Gluten-Free Chewy Ginger Cookies Recipe
These delectable cookies are chewy and a little spicy, with a rich molasses flavor. They also just happen to be gluten-free, vegan and low fat, although no one will ever guess. They freeze really well, too.
Ingredients
- 1 1/2 cup superfine brown rice flour
- 1/3 cup potato starch
- 3 tbsp tapioca flour/starch
- 1 tbsp ground golden flax meal
- 1 tbsp Spice Islands® Ground Ginger
- 1 tsp Clabber Girl® Baking Soda
- 1/2 tsp xanthan gum
- 1/2 tsp Spice Islands® Ground Saigon Cinnamon
- 1/2 tsp Spice Islands® Ground Allspice
- 1/2 cup granulated sugar
- 1/2 cup Grandma’s® Original Molasses
- 3 tbsp canola oil
- 2 tbsp soy or almond milk
- 1/2 cup candied ginger, diced
- 1/2 cup coarse or raw sugar, for rolling
- 1 tsp orange zest
- 1/4 tsp vanilla
Directions
- Preheat oven to 350F.
- In a small sauce pan, heat the oil, sugar and Grandma’s™ Molasses over medium heat until sugar dissolves.
- Take off heat and add vanilla and the orange zest.
- Mix flour, starch, meal, baking soda, xanthan gum, ginger, allspice, cinnamon, nutmeg and salt in a large bowl.

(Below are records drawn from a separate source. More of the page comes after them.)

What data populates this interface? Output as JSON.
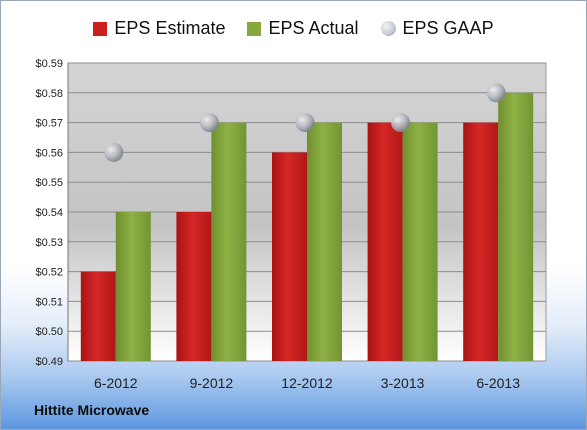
{
  "legend": {
    "estimate_label": "EPS Estimate",
    "actual_label": "EPS Actual",
    "gaap_label": "EPS GAAP"
  },
  "company_label": "Hittite Microwave",
  "colors": {
    "estimate": "#cc1f1f",
    "actual": "#86a83f",
    "gaap": "#b8bec8"
  },
  "chart_data": {
    "type": "bar",
    "categories": [
      "6-2012",
      "9-2012",
      "12-2012",
      "3-2013",
      "6-2013"
    ],
    "series": [
      {
        "name": "EPS Estimate",
        "values": [
          0.52,
          0.54,
          0.56,
          0.57,
          0.57
        ]
      },
      {
        "name": "EPS Actual",
        "values": [
          0.54,
          0.57,
          0.57,
          0.57,
          0.58
        ]
      },
      {
        "name": "EPS GAAP",
        "values": [
          0.56,
          0.57,
          0.57,
          0.57,
          0.58
        ],
        "mark": "bubble"
      }
    ],
    "ylim": [
      0.49,
      0.59
    ],
    "yticks": [
      "$0.49",
      "$0.50",
      "$0.51",
      "$0.52",
      "$0.53",
      "$0.54",
      "$0.55",
      "$0.56",
      "$0.57",
      "$0.58",
      "$0.59"
    ],
    "ytick_values": [
      0.49,
      0.5,
      0.51,
      0.52,
      0.53,
      0.54,
      0.55,
      0.56,
      0.57,
      0.58,
      0.59
    ],
    "grid": true,
    "legend_position": "top"
  }
}
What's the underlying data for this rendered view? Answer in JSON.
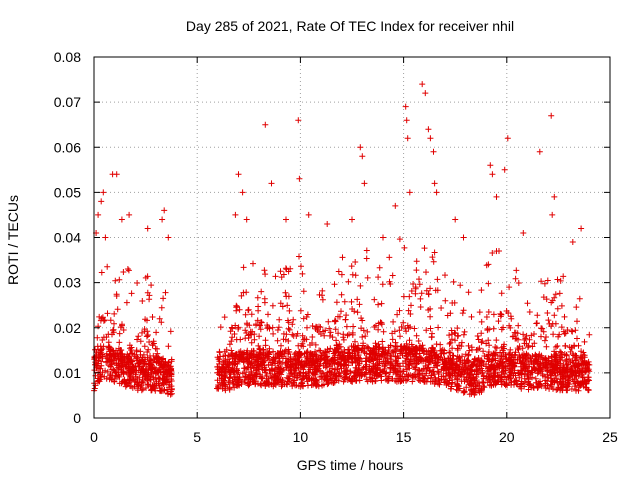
{
  "chart_data": {
    "type": "scatter",
    "title": "Day 285 of 2021, Rate Of TEC Index for receiver nhil",
    "xlabel": "GPS time / hours",
    "ylabel": "ROTI / TECUs",
    "xlim": [
      0,
      25
    ],
    "ylim": [
      0,
      0.08
    ],
    "xticks": [
      0,
      5,
      10,
      15,
      20,
      25
    ],
    "xtick_labels": [
      "0",
      "5",
      "10",
      "15",
      "20",
      "25"
    ],
    "yticks": [
      0,
      0.01,
      0.02,
      0.03,
      0.04,
      0.05,
      0.06,
      0.07,
      0.08
    ],
    "ytick_labels": [
      "0",
      "0.01",
      "0.02",
      "0.03",
      "0.04",
      "0.05",
      "0.06",
      "0.07",
      "0.08"
    ],
    "grid": true,
    "marker": "plus",
    "series": [
      {
        "name": "ROTI",
        "color": "#e00000",
        "segments": [
          {
            "start": 0.0,
            "end": 3.8
          },
          {
            "start": 5.95,
            "end": 24.0
          }
        ],
        "profile": [
          [
            0.0,
            0.01,
            0.014
          ],
          [
            0.25,
            0.012,
            0.022
          ],
          [
            0.5,
            0.012,
            0.024
          ],
          [
            1.0,
            0.012,
            0.024
          ],
          [
            1.5,
            0.011,
            0.022
          ],
          [
            2.0,
            0.01,
            0.02
          ],
          [
            2.5,
            0.01,
            0.02
          ],
          [
            3.0,
            0.01,
            0.018
          ],
          [
            3.5,
            0.009,
            0.016
          ],
          [
            3.8,
            0.009,
            0.014
          ],
          [
            5.95,
            0.01,
            0.014
          ],
          [
            6.5,
            0.01,
            0.018
          ],
          [
            7.0,
            0.011,
            0.028
          ],
          [
            7.5,
            0.011,
            0.024
          ],
          [
            8.0,
            0.011,
            0.022
          ],
          [
            9.0,
            0.011,
            0.022
          ],
          [
            10.0,
            0.011,
            0.024
          ],
          [
            11.0,
            0.011,
            0.022
          ],
          [
            12.0,
            0.012,
            0.024
          ],
          [
            13.0,
            0.012,
            0.028
          ],
          [
            14.0,
            0.012,
            0.024
          ],
          [
            15.0,
            0.012,
            0.03
          ],
          [
            16.0,
            0.012,
            0.03
          ],
          [
            17.0,
            0.011,
            0.024
          ],
          [
            18.0,
            0.009,
            0.016
          ],
          [
            18.5,
            0.009,
            0.016
          ],
          [
            19.3,
            0.011,
            0.026
          ],
          [
            20.0,
            0.011,
            0.024
          ],
          [
            21.0,
            0.01,
            0.018
          ],
          [
            22.0,
            0.01,
            0.022
          ],
          [
            23.0,
            0.01,
            0.02
          ],
          [
            24.0,
            0.01,
            0.016
          ]
        ],
        "outliers": [
          [
            0.1,
            0.041
          ],
          [
            0.2,
            0.045
          ],
          [
            0.35,
            0.048
          ],
          [
            0.45,
            0.05
          ],
          [
            0.55,
            0.04
          ],
          [
            0.9,
            0.054
          ],
          [
            1.1,
            0.054
          ],
          [
            1.35,
            0.044
          ],
          [
            1.7,
            0.045
          ],
          [
            2.6,
            0.042
          ],
          [
            3.3,
            0.044
          ],
          [
            3.4,
            0.046
          ],
          [
            3.6,
            0.04
          ],
          [
            7.0,
            0.054
          ],
          [
            7.2,
            0.05
          ],
          [
            8.3,
            0.065
          ],
          [
            8.6,
            0.052
          ],
          [
            9.3,
            0.044
          ],
          [
            9.9,
            0.066
          ],
          [
            9.95,
            0.053
          ],
          [
            10.4,
            0.045
          ],
          [
            12.9,
            0.06
          ],
          [
            13.0,
            0.058
          ],
          [
            13.1,
            0.052
          ],
          [
            14.6,
            0.047
          ],
          [
            15.1,
            0.069
          ],
          [
            15.15,
            0.066
          ],
          [
            15.2,
            0.062
          ],
          [
            15.3,
            0.05
          ],
          [
            15.9,
            0.074
          ],
          [
            16.05,
            0.072
          ],
          [
            16.2,
            0.064
          ],
          [
            16.3,
            0.062
          ],
          [
            16.45,
            0.059
          ],
          [
            16.5,
            0.052
          ],
          [
            16.6,
            0.05
          ],
          [
            17.5,
            0.044
          ],
          [
            19.2,
            0.056
          ],
          [
            19.3,
            0.054
          ],
          [
            19.5,
            0.049
          ],
          [
            19.9,
            0.055
          ],
          [
            20.05,
            0.062
          ],
          [
            21.6,
            0.059
          ],
          [
            22.15,
            0.067
          ],
          [
            22.3,
            0.049
          ],
          [
            22.2,
            0.045
          ],
          [
            23.2,
            0.039
          ],
          [
            23.6,
            0.042
          ],
          [
            6.85,
            0.045
          ],
          [
            7.4,
            0.044
          ],
          [
            11.3,
            0.043
          ],
          [
            12.5,
            0.044
          ],
          [
            14.0,
            0.04
          ],
          [
            17.9,
            0.04
          ],
          [
            20.8,
            0.041
          ]
        ]
      }
    ]
  }
}
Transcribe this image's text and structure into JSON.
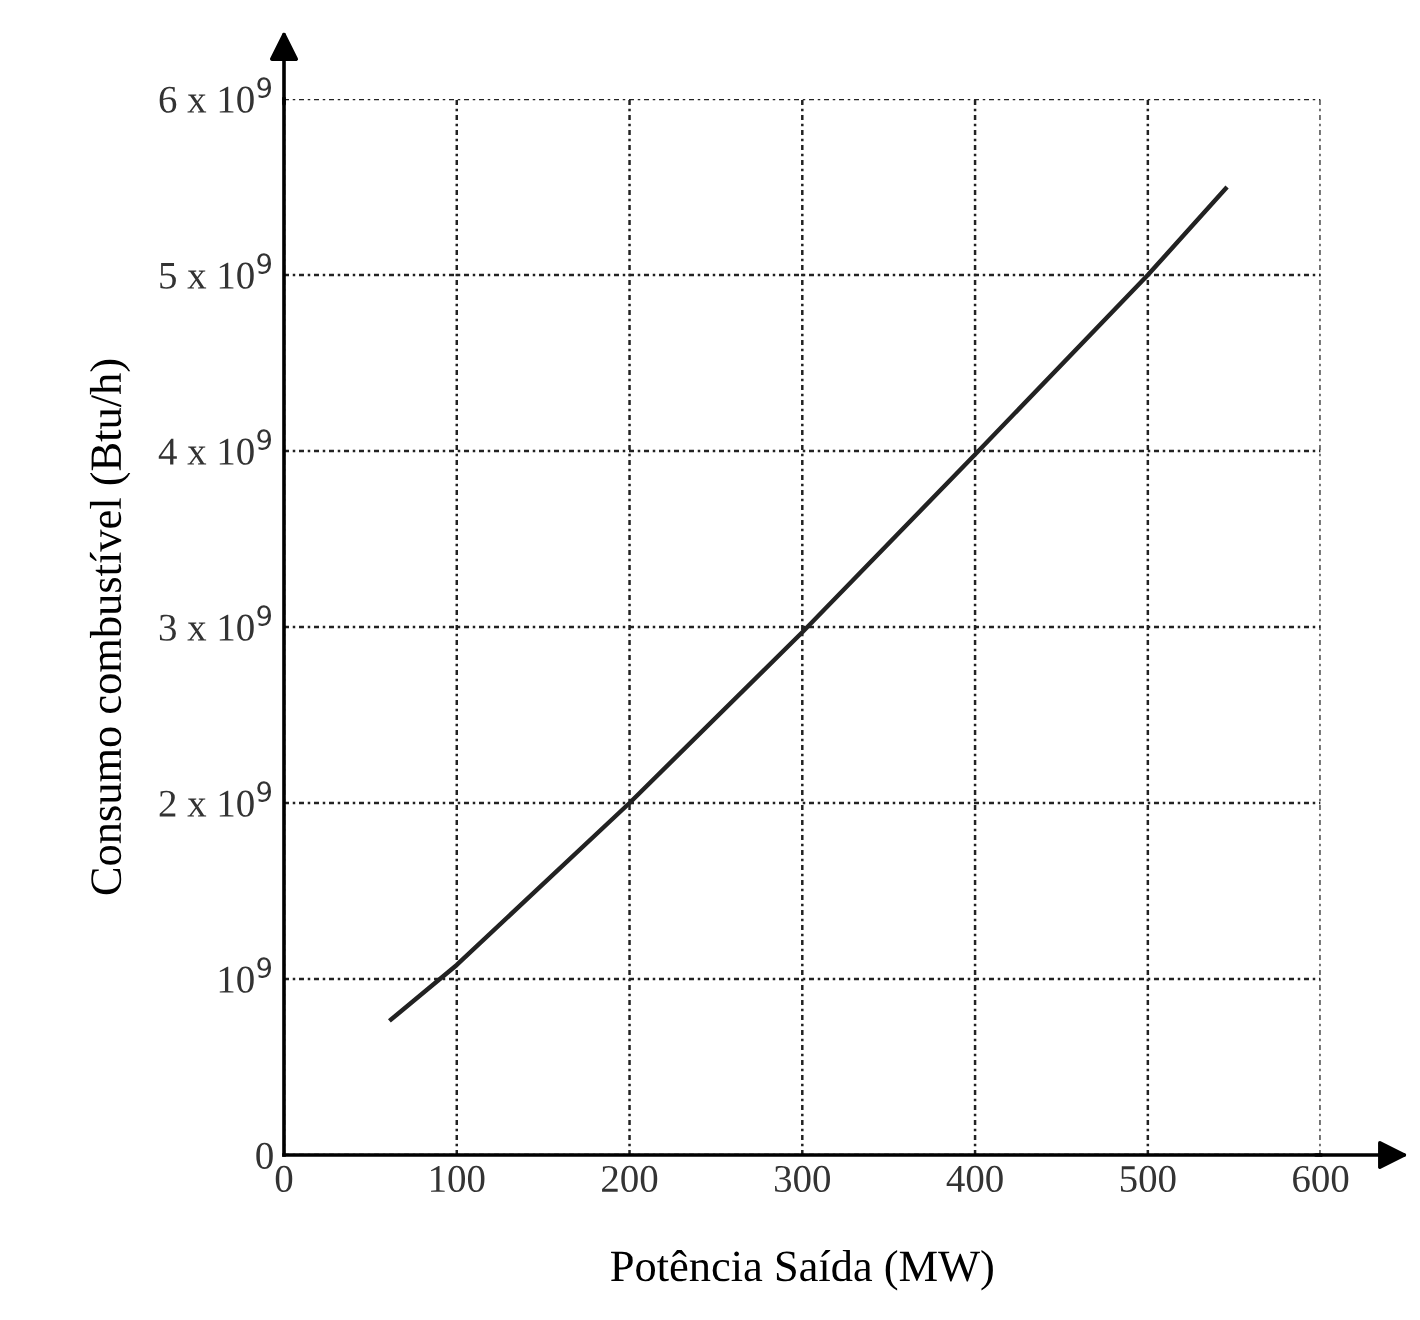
{
  "chart_data": {
    "type": "line",
    "xlabel": "Potência Saída (MW)",
    "ylabel": "Consumo combustível (Btu/h)",
    "x": [
      62,
      100,
      200,
      300,
      400,
      500,
      545
    ],
    "series": [
      {
        "color": "#222222",
        "values": [
          770000000,
          1080000000,
          2000000000,
          2970000000,
          3980000000,
          5000000000,
          5490000000
        ]
      }
    ],
    "xlim": [
      0,
      600
    ],
    "xticks": [
      0,
      100,
      200,
      300,
      400,
      500,
      600
    ],
    "ylim": [
      0,
      6000000000
    ],
    "yticks": [
      0,
      {
        "value": 1000000000,
        "label": "10$^{9}$"
      },
      {
        "value": 2000000000,
        "label": "2 x 10$^{9}$"
      },
      {
        "value": 3000000000,
        "label": "3 x 10$^{9}$"
      },
      {
        "value": 4000000000,
        "label": "4 x 10$^{9}$"
      },
      {
        "value": 5000000000,
        "label": "5 x 10$^{9}$"
      },
      {
        "value": 6000000000,
        "label": "6 x 10$^{9}$"
      }
    ],
    "grid": true,
    "marker": "none",
    "line_style": "solid",
    "legend": false
  }
}
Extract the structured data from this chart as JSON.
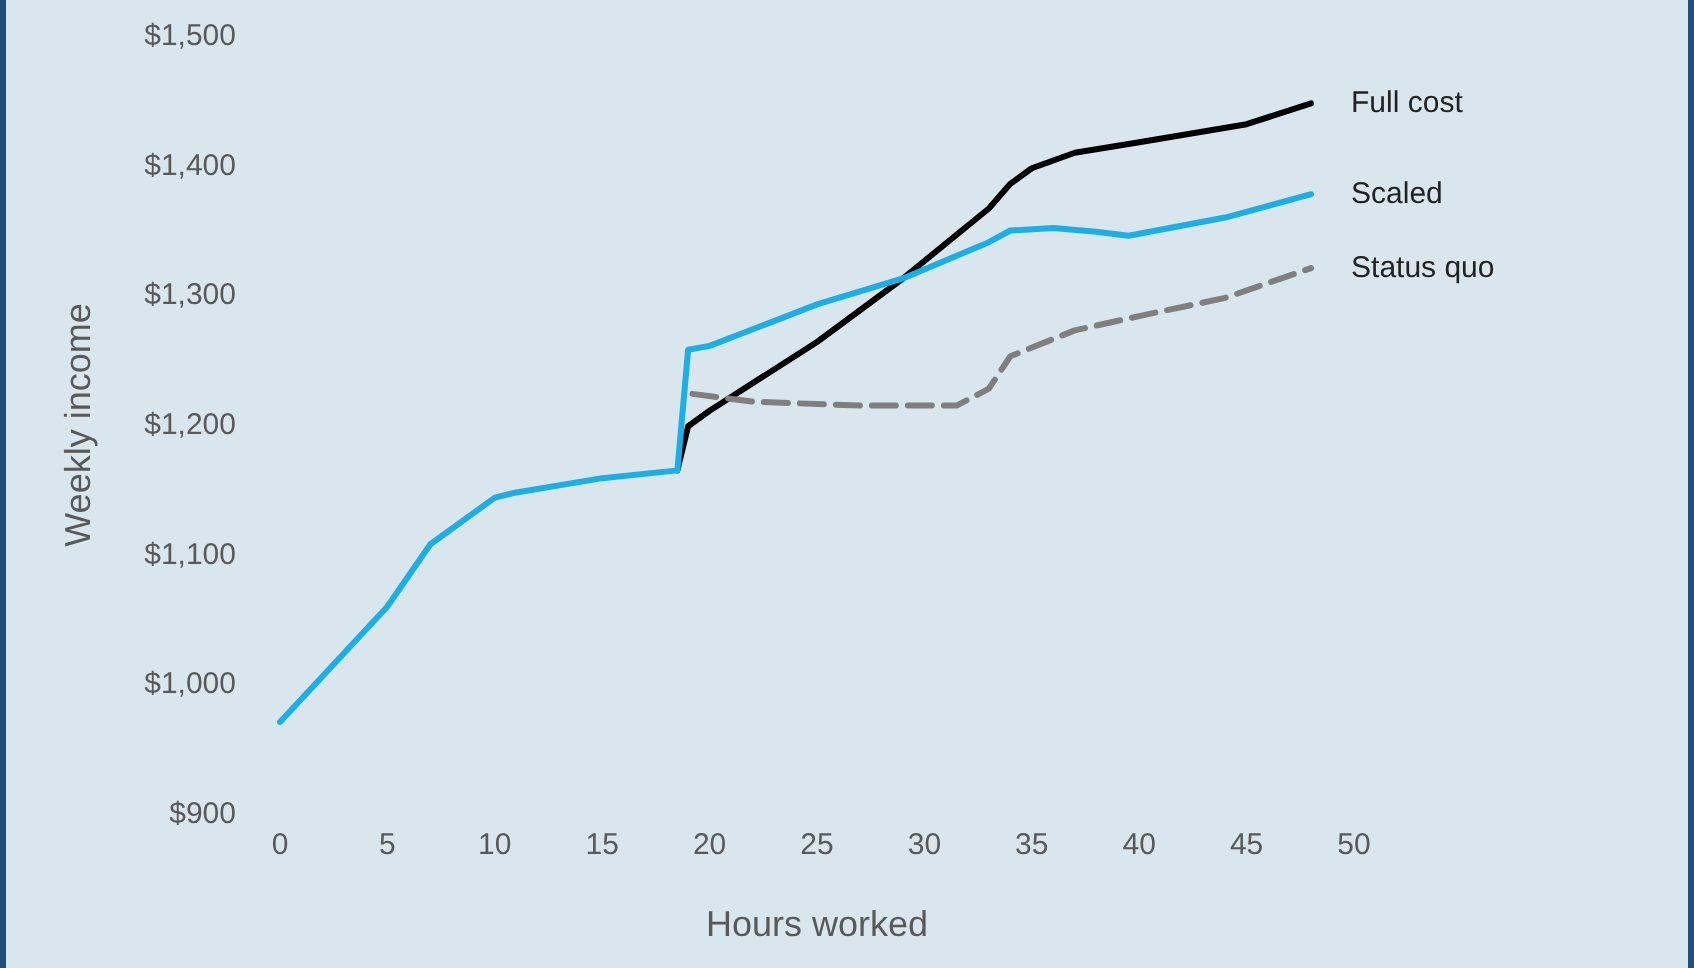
{
  "chart_data": {
    "type": "line",
    "xlabel": "Hours worked",
    "ylabel": "Weekly income",
    "xlim": [
      0,
      50
    ],
    "xticks": [
      0,
      5,
      10,
      15,
      20,
      25,
      30,
      35,
      40,
      45,
      50
    ],
    "ylim": [
      900,
      1500
    ],
    "yticks": [
      {
        "value": 900,
        "label": "$900"
      },
      {
        "value": 1000,
        "label": "$1,000"
      },
      {
        "value": 1100,
        "label": "$1,100"
      },
      {
        "value": 1200,
        "label": "$1,200"
      },
      {
        "value": 1300,
        "label": "$1,300"
      },
      {
        "value": 1400,
        "label": "$1,400"
      },
      {
        "value": 1500,
        "label": "$1,500"
      }
    ],
    "grid": false,
    "legend": false,
    "marker": "none",
    "series": [
      {
        "name": "Full cost",
        "color": "#000000",
        "line_style": "solid",
        "x": [
          18.5,
          19,
          20,
          25,
          29,
          33,
          34,
          35,
          37,
          40,
          45,
          48
        ],
        "values": [
          1165,
          1199,
          1211,
          1264,
          1313,
          1367,
          1386,
          1398,
          1410,
          1418,
          1432,
          1448
        ]
      },
      {
        "name": "Scaled",
        "color": "#1eaee6",
        "line_style": "solid",
        "x": [
          0,
          5,
          7,
          10,
          11,
          15,
          18.5,
          19,
          20,
          25,
          29,
          33,
          34,
          36,
          38,
          39.5,
          44,
          48
        ],
        "values": [
          971,
          1060,
          1108,
          1144,
          1148,
          1159,
          1165,
          1258,
          1261,
          1293,
          1313,
          1341,
          1350,
          1352,
          1349,
          1346,
          1360,
          1378
        ]
      },
      {
        "name": "Status quo",
        "color": "#7f7f7f",
        "line_style": "dashed",
        "x": [
          19.2,
          22,
          27,
          31.5,
          33,
          34,
          37,
          40,
          44,
          48
        ],
        "values": [
          1224,
          1218,
          1215,
          1215,
          1228,
          1253,
          1273,
          1284,
          1298,
          1321
        ]
      }
    ]
  }
}
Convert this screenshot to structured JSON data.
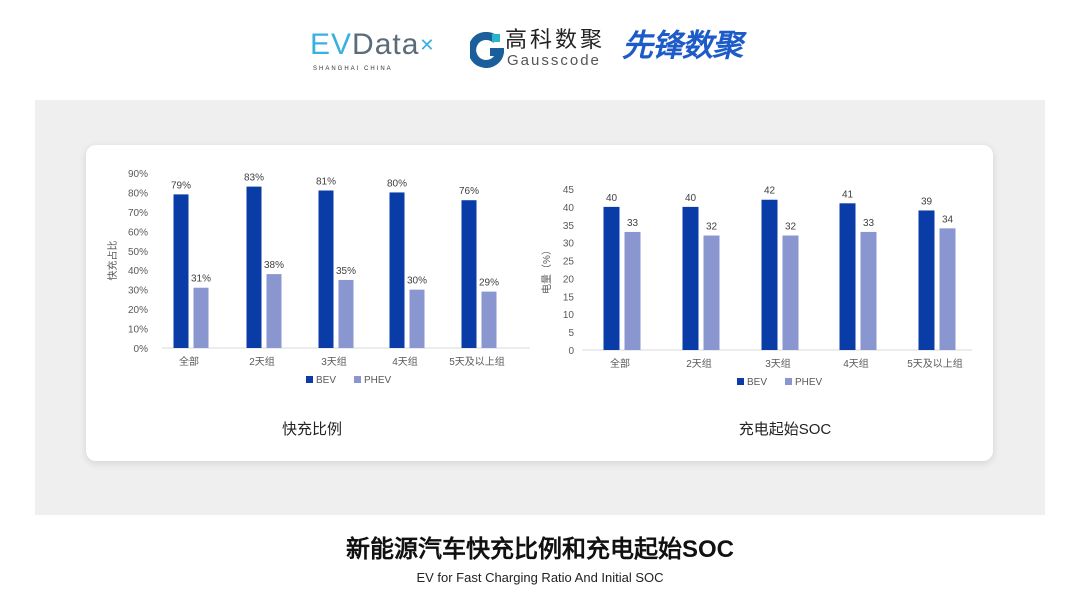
{
  "logos": {
    "evdata": "EVData",
    "evdata_sub": "SHANGHAI CHINA",
    "gauss_cn": "高科数聚",
    "gauss_en": "Gausscode",
    "xianfeng": "先锋数聚"
  },
  "colors": {
    "bev": "#0a3ca8",
    "phev": "#8a96cf",
    "axis": "#d9d9d9",
    "text": "#595959"
  },
  "main_title": "新能源汽车快充比例和充电起始SOC",
  "sub_title": "EV for Fast Charging Ratio And Initial SOC",
  "chart_data": [
    {
      "type": "bar",
      "title": "快充比例",
      "ylabel": "快充占比",
      "ylim": [
        0,
        90
      ],
      "yticks": [
        "0%",
        "10%",
        "20%",
        "30%",
        "40%",
        "50%",
        "60%",
        "70%",
        "80%",
        "90%"
      ],
      "categories": [
        "全部",
        "2天组",
        "3天组",
        "4天组",
        "5天及以上组"
      ],
      "series": [
        {
          "name": "BEV",
          "values": [
            79,
            83,
            81,
            80,
            76
          ],
          "labels": [
            "79%",
            "83%",
            "81%",
            "80%",
            "76%"
          ]
        },
        {
          "name": "PHEV",
          "values": [
            31,
            38,
            35,
            30,
            29
          ],
          "labels": [
            "31%",
            "38%",
            "35%",
            "30%",
            "29%"
          ]
        }
      ],
      "legend": "bottom",
      "grid": false
    },
    {
      "type": "bar",
      "title": "充电起始SOC",
      "ylabel": "电量（%）",
      "ylim": [
        0,
        45
      ],
      "yticks": [
        "0",
        "5",
        "10",
        "15",
        "20",
        "25",
        "30",
        "35",
        "40",
        "45"
      ],
      "categories": [
        "全部",
        "2天组",
        "3天组",
        "4天组",
        "5天及以上组"
      ],
      "series": [
        {
          "name": "BEV",
          "values": [
            40,
            40,
            42,
            41,
            39
          ],
          "labels": [
            "40",
            "40",
            "42",
            "41",
            "39"
          ]
        },
        {
          "name": "PHEV",
          "values": [
            33,
            32,
            32,
            33,
            34
          ],
          "labels": [
            "33",
            "32",
            "32",
            "33",
            "34"
          ]
        }
      ],
      "legend": "bottom",
      "grid": false
    }
  ]
}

Make a well in the center and add the butter mixture.
- Add milk and stir until combined. Chill dough for 2 hours.
- Put tablespoon-sized balls of the dough onto a lined cookie sheet and bake for 18 minutes or until done.
- Rest for 5 minutes on a cooling rack and enjoy! This recipe yields approximately 16 cookies.